ABINGDON, Va. — Bristol, Virginia, resident Karen Shaffer relies on the spring behind her home as her sole source of water, just like approximately 1,000 households in the area who use spring and well water exclusively.
With proposals to construct two major pipelines across the state of Virginia, Shaffer is afraid her water supply will be affected due to gas drilling.
It would be “nice if the governor [Virginia Gov. Terry McAuliffe] and the state had a plan in place to pursue renewable energy seriously,” Shaffer said. “We have a lot of wind, sun and water here. We can be the beacon for the other states.”
On Thursday, Shaffer and approximately 20 other members of the Washington County chapter of Virginia Organizing gathered at the entrance of the Abingdon office of the Virginia Department of Environmental Quality to oppose construction of the Mountain Valley and Atlantic Coast pipelines.
The group delivered letters opposing Gov. Terry McAuliffe’s administration’s pro-fracking and pro-pipeline policies. The demonstration was part of a statewide protest on the sidewalks of seven DEQ offices in Virginia. In Richmond, 19 protesters were issued summonses for blockading the door to the DEQ.
The Washington County group gave copies of their letter — and two personal letters from members — to Jeffery Hurst, regional director for the Abingdon office of the DEQ.
Hurst said the Abingdon office has no involvement in either pipeline project.
Virginia Organizing is a nonpartisan statewide grassroots organization. The group “brings people together to create a more just Virginia,” according to a news release.
The goal of the letter delivery was to ask McAuliffe to fulfill his responsibilities under the Clean Water Act.
According to the group's letter, the governor “has a responsibility under the Clean Water Act to require that the pipeline companies prove that their projects do not harm water quality." The letter calls on McAuliffe “to demand ‘site specific’ reviews” on how the two pipelines will affect statewide water quality.
The letter primarily focuses on the Mountain Valley Pipeline, a proposed 303-mile natural gas system that would span from West Virginia into Virginia. The group described it as a “disastrous project [that] would trigger extensive fracking in West Virginia while transporting this harmful gas through the mountains of Southwestern Virginia, endangering our region’s rural natural assets and character.” The letter also called attention to the potential “dramatic alteration of viewscapes along the iconic Appalachian Trail.”
The Atlantic Coast Pipeline is set to be 600 miles long and run through parts of North Carolina, Virginia and West Virginia.
“The underground natural gas transmission pipeline will transport domestically produced, clean-burning natural gas [to areas] … that lack the infrastructure needed to generate cleaner electricity, heat homes and power new industries,” according to the Atlantic Coast Pipeline’s website. “The pipeline will help the region lower emissions, improve air quality, grow local economies and create thousands of new jobs in manufacturing and other industries.”

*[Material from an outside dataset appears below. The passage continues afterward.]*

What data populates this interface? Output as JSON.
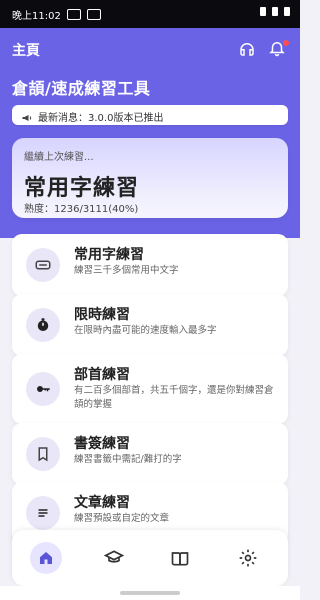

But to the Washington County chapter, the Atlantic Coast Pipeline will “reap devastating impacts” across Virginia. In the letter, the chapter claimed that the pipeline would destroy approximately 38 miles of mountain ridge in Virginia and West Virginia.
DEQ’s central office had no comment about the rallies Thursday.
“The agency is now focused on reviewing the thousands of public comments during the 50-day comment period, which included five public hearings held around the state,” said Ann Regn, director of public information and outreach for the central office.
DEQ had sought out public comments regarding water quality certifications for the pipeline projects.
“We will prepare a summary and response documents to the State Water Control Board, our citizen board, regarding the public comments,” Regn said. “[The board] will accept the proposed certification, deny it or amend it.”
Rees Shearer, of Emory, delivered one of the personal letters, which focused on one of the four U.S. energy companies behind the project: Dominion Energy. The other three are Duke Energy, Piedmont Natural Gas and Southern Company Gas.
Headquartered in Richmond, Virginia, Dominion is a “giant utility monopoly,” Shearer’s letter states.
“Dominion Energy corrupts Virginia politics like no other company,” he wrote. “None come close to matching Dominion’s political campaign contributions.”
The company is using its political power to keep a hold on the mid-20th century fossil fuel technologies, Shearer told the Bristol Herald Courier.
“We are unable to take advantage of the renewable energy revolution that is occurring around the world,” he said.
Shearer has been excited about renewable energy for the past 10 years. He has a 5.7 kilowatt solar array that supplies nearly 93 percent of the energy he uses.
“I am extremely pleased with it,” he said.
The letter concludes with a request that McAuliffe order DEQ to initiate a full-scale review of the environmental impacts the pipelines will have.
Shaffer delivered the other personal letter that focused on gas drilling.
“Gas drilling threatens any nearby water supply, as well as the air, our health and our quality of life,” Shaffer wrote. “Make no bones about it.”